Среди убранства этих покоев были также красивые, с резными изображениями, подставки для книг, и когда Потифар вытягивал громаду своего тела на изящном диванчике, казавшемся под его тяжестью особенно хрупким, Иосиф подходил к ним, чтобы предложить хозяину выбрать какой-нибудь свиток для чтения, например, приключения моряка с погибшего корабля на острове чудовищ; историю о царе Хуфу и Деди, который мог срастить с туловищем отрубленную голову; правдивую и подлинную историю о завоевании города Иоппе верховным военачальником его величества Мен-хапер-Ра-Тутмоса Третьего Тути, велевшим внести в город пятьсот воинов в мешках и корзинах; сказку о царском сыне, которому хатхоры предсказали, что он примет смерть от крокодила, змеи или собаки, – или еще что-нибудь. Выбор был велик. У Петепра было прекрасное, разностороннее собрание книг, размещенное на поставцах обеих палат и состоявшее отчасти из занимательных сказок, подобных «Войне кошек и гусей», отчасти же из сочинений диалектического характера, таких, как воинственно-резкая переписка между писцами Гори и Аменемоне, из религиозных и магических текстов и ученых трактатов на темном, искусственном языке, списков царей от эпохи богов до эпохи иноземных пастушьих владык с указанием времени правления каждого сына Солнца и летописью достопамятных событий, включая чрезвычайные повышения налогов и важнейшие годовщины. Были здесь также «Книга о дыхании», книга «О пути через вечность», книга «Да цветет имя» и ученая топография потустороннего мира.

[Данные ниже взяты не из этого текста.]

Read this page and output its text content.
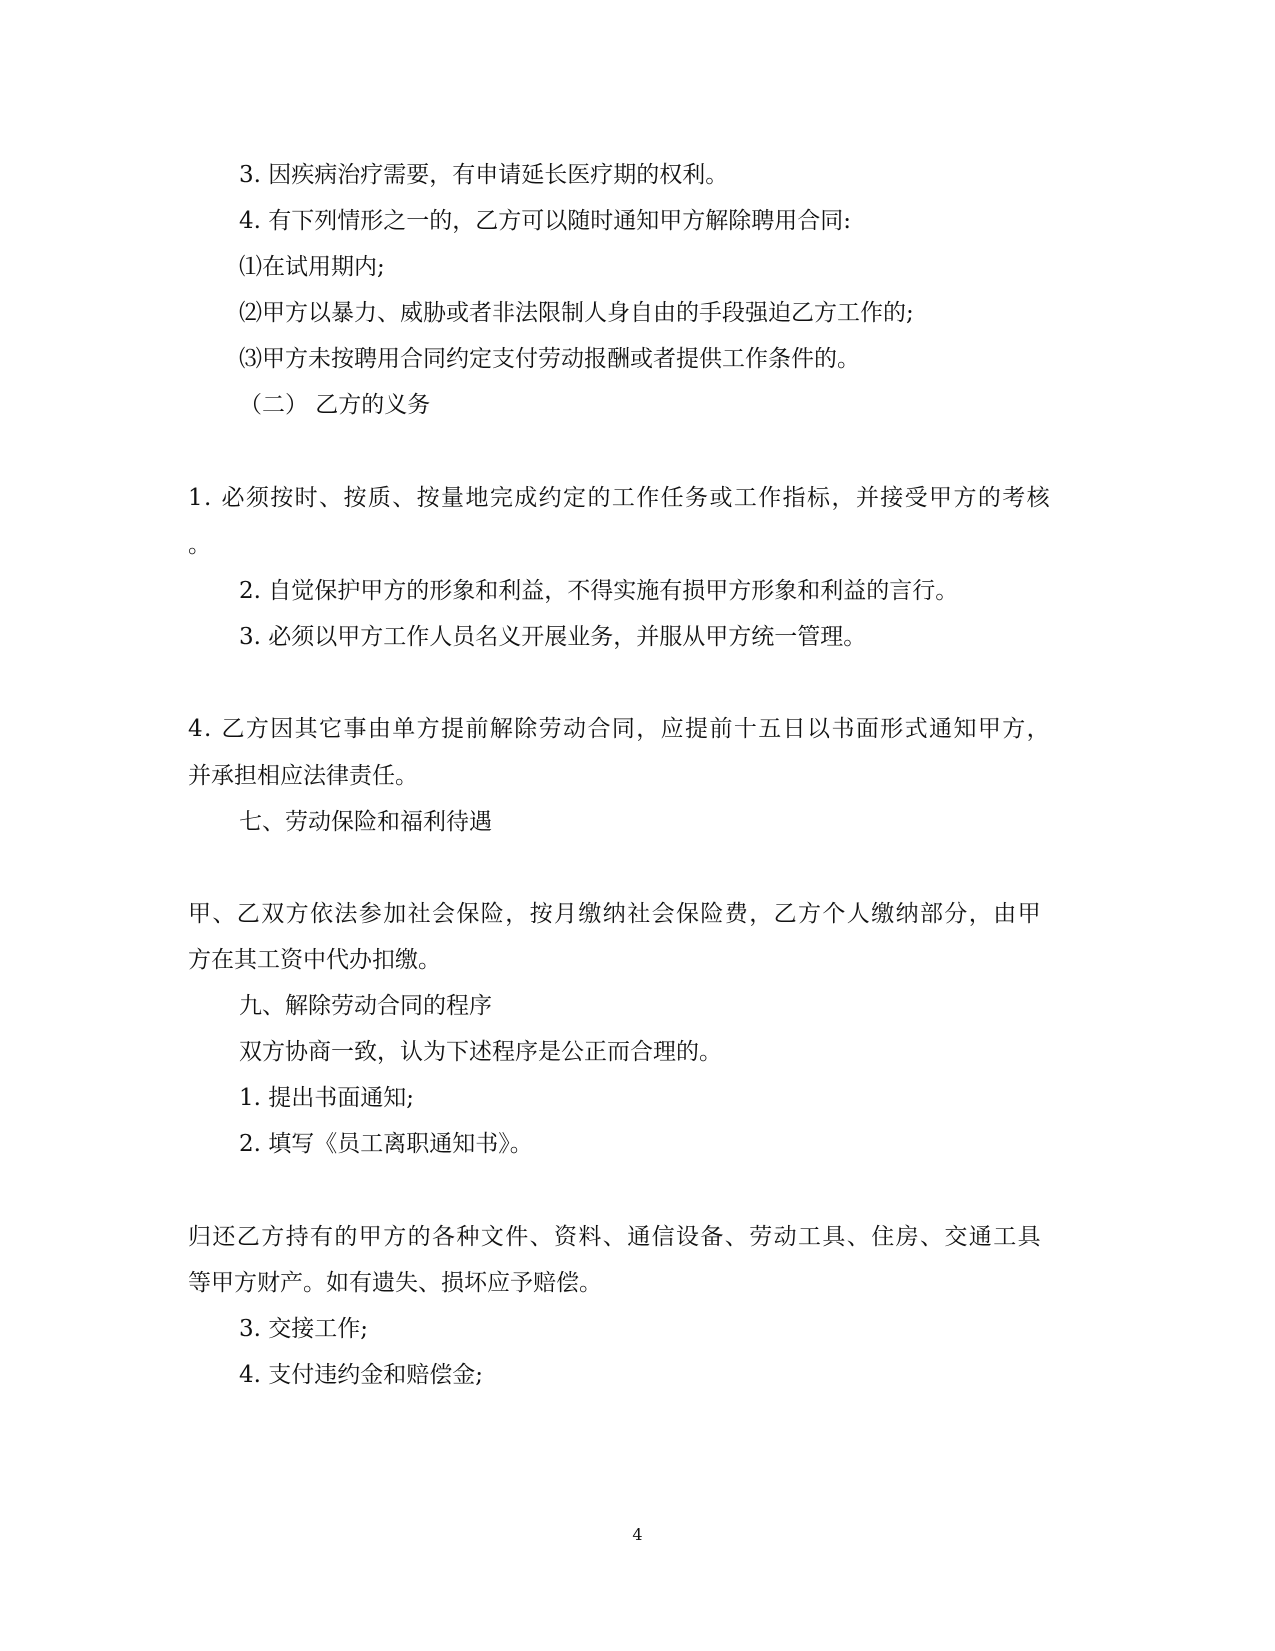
3. 因疾病治疗需要，有申请延长医疗期的权利。
4. 有下列情形之一的，乙方可以随时通知甲方解除聘用合同:
⑴在试用期内;
⑵甲方以暴力、威胁或者非法限制人身自由的手段强迫乙方工作的;
⑶甲方未按聘用合同约定支付劳动报酬或者提供工作条件的。
（二） 乙方的义务
1. 必须按时、按质、按量地完成约定的工作任务或工作指标，并接受甲方的考核
。
2. 自觉保护甲方的形象和利益，不得实施有损甲方形象和利益的言行。
3. 必须以甲方工作人员名义开展业务，并服从甲方统一管理。
4. 乙方因其它事由单方提前解除劳动合同，应提前十五日以书面形式通知甲方，
并承担相应法律责任。
七、劳动保险和福利待遇
甲、乙双方依法参加社会保险，按月缴纳社会保险费，乙方个人缴纳部分，由甲
方在其工资中代办扣缴。
九、解除劳动合同的程序
双方协商一致，认为下述程序是公正而合理的。
1. 提出书面通知;
2. 填写《员工离职通知书》。
归还乙方持有的甲方的各种文件、资料、通信设备、劳动工具、住房、交通工具
等甲方财产。如有遗失、损坏应予赔偿。
3. 交接工作;
4. 支付违约金和赔偿金;
4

Потифар знал все это назубок. Если он слушал, то только чтобы еще раз услышать знакомое, как слушают одну и ту же музыку. Такое отношение к книгам было вполне понятно, ибо в подавляющем большинстве этих сочинений содержание и фабула почти ничего не значили и весь упор делался на красоты слога, на изысканность оборотов речи. Иосиф, который либо сидел, подобрав под себя ноги, либо стоял на похожем на кафедру возвышении, читал превосходно: плавно, правильно, внешне непритязательно, со сдержанным драматизмом и столь естественно владея словом, что самые трудные, самые книжные места приобретали в его устах легкость импровизации и разговорную удобопроизносимость. Его чтение проникало в сердце слушателя, и нельзя понять его возвышения в глазах египтянина, возвышения, известного лишь самим своим фактом, упустив из виду эти часы чтений.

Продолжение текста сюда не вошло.